Um Natal bem constrangedor
"Trocados", aposta natalina da Netflix, é um filme pra tiozão que ainda se inspira em American Pie e Blink-182
Continuando a newsletter de ontem, que você pode encontrar aqui, a invasão natalina começou nas plataformas de streaming. Só nesta sexta-feira, dia em que escrevo este texto, a Netflix lançou outros seis filmes natalinos e o Star+ mais três.
Enquanto a Amazon aposta pesado em “A Batalha de Natal”, a Netflix deposita suas fichas em outras apostas genéricas, filmes já feitos para canais americanos de TV aberta e de qualidade sempre muito duvidosa, mas também em “Trocados”, sua grande produção do gênero.
Dirigido por McG, um projeto de Michael Bay que não deu certo, e estrelado pela dupla Jennifer Garner e Ed Helms, “Trocados” mistura duas fórmulas, a dos filmes de Natal e a dos de troca de corpo.
No filme, os Walker vivem uma semana agitada. Jess (Jenniger Garner) tem que apresentar um projeto que pode torná-la a primeira sócia mulher do escritório de arquitetura em que trabalha; Bill (Ed Helms) tem uma apresentação importante marcada com sua banda, Dad or Alive (o nome é bom, vai…) – e fica a observação de que a banda dele é composta por todos os integrantes do Weezer.
Enquanto isso, os filhos também têm compromissos importantes. CC (Emma Meyers), uma craque de futebol que sonha alto, tem um jogo que pode levá-la à seleção americana; já Wyatt (Brady Noon) tem uma apresentação que pode garantir sua entrada na renomada universidade de Yale.
Acontece que, após um acidente durante a fotografia oficial de Natal da família, os pais trocam de corpos com seus filhos. E agora, o que será daqueles compromissos tão importantes?
“Trocados” ousa pouco e nunca leva suas fórmulas ao limite. McG faz uma direção burocrática (como se espera dele) e o roteiro caminha sempre por águas seguras. Há momentos constrangedores, piadas com escatologia que indicam o público-alvo do filme,os eternos adolescentes fãs de “American Pie” e Blink-182, um público com o qual McG, do alto de seus 55 anos, talvez dialogue bem.

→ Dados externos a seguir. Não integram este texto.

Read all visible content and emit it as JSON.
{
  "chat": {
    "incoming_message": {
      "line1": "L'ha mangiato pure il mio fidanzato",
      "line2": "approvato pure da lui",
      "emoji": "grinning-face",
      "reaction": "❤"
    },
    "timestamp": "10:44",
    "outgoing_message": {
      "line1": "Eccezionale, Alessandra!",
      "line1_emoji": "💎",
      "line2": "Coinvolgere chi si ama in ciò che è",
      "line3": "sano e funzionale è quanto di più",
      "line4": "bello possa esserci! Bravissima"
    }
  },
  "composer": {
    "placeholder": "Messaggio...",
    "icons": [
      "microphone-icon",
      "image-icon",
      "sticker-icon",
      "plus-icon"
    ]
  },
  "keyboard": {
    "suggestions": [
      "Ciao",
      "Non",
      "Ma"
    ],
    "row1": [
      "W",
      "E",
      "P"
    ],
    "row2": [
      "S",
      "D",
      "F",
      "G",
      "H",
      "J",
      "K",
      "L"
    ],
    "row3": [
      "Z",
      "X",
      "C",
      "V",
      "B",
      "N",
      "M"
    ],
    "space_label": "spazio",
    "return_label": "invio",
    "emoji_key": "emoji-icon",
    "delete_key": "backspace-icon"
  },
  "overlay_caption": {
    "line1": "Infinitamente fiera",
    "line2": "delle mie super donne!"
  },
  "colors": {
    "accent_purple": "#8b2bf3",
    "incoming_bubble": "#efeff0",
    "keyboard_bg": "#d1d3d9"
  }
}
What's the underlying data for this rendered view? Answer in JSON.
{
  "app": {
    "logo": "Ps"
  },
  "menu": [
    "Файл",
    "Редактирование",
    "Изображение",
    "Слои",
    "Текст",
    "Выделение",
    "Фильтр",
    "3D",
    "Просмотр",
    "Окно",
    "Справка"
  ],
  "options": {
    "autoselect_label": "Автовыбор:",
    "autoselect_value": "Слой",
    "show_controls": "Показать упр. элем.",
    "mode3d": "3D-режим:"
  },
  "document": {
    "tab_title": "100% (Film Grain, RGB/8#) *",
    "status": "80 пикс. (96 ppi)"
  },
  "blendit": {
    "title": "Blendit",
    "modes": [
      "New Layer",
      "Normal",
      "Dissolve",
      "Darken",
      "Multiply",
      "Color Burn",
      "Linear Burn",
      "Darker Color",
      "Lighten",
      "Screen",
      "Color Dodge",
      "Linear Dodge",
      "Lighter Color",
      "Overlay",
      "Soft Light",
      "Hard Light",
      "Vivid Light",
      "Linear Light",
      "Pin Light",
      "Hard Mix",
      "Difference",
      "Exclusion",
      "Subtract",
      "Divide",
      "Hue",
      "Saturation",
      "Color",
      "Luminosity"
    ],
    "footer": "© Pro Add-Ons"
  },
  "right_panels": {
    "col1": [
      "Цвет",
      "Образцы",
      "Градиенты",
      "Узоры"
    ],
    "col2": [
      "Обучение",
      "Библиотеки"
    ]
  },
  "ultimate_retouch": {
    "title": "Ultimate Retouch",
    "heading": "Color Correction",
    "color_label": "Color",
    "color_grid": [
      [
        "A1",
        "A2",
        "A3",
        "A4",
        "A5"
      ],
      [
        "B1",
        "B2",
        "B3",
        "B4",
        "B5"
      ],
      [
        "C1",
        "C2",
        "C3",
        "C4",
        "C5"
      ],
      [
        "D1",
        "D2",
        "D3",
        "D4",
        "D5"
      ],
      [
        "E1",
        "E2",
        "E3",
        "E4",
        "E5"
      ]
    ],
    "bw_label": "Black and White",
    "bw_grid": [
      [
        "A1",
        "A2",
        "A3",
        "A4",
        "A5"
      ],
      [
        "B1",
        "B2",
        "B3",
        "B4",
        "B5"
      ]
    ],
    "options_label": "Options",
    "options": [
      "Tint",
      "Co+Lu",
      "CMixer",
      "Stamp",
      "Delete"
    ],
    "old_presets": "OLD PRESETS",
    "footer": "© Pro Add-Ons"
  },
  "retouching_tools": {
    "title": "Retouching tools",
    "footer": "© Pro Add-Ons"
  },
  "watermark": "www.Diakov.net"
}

O filme até funciona razoavelmente bem, mesmo que de maneira totalmente artificial, ao colocar os jovens no lugar dos adultos. É também neste momento em que ele se assume, de fato, como um filme de “tiozão”. A grande lição natalina do filme é fazer com que os filhos enxerguem seus pais de maneira diferente, conhecendo todo o sacrifício para criá-los de maneira que talvez não considerem ideal, mas, ainda assim, com dignidade.
Os adultos, no corpo dos jovens, mais ensinam que aprendem, tornando o filme uma espécie de carta de pais para filhos dizendo “você pode não entender, mas tudo o que eu faço é sempre pelo seu bem”. É nesse arco de uma família em busca de se reconectar, de compreensão mútua, que “Trocados” se torna um filme de Natal com direito até a um espírito natalino que aparece sempre que o filme – e os Walker – se encontram sem saídas.
“Trocados”, dependendo da boa vontade de quem o assiste, pode ser uma experiência constrangedora, um filme que talvez seja melhor consumido enquanto o adulto com alma adolescente passa um pano molhado no chão da sala e imagina como tudo era melhor quando ele era jovem. Essa sensação é reforçada no número musical ao final do filme, quando todos os problemas parecem se resolver com uma versão rock de uma música natalina.
Constrangedor e com piadas bem questionáveis, mesmo que Ed Helms e Jennifer Garner até se esforcem, “Trocados” é um filme de “tiozão”, uma obra que espelha seu diretor de forma não-intencional. McG provavelmente só aceitou o filme para pagar as contas de fim de ano e sem nenhuma intenção de fazer um filme autoral. Antes alardeado como um possível diretor de blockbusters, o cineasta agora paga o preço por suas escolhas com filmes natalinos de qualidade duvidosa.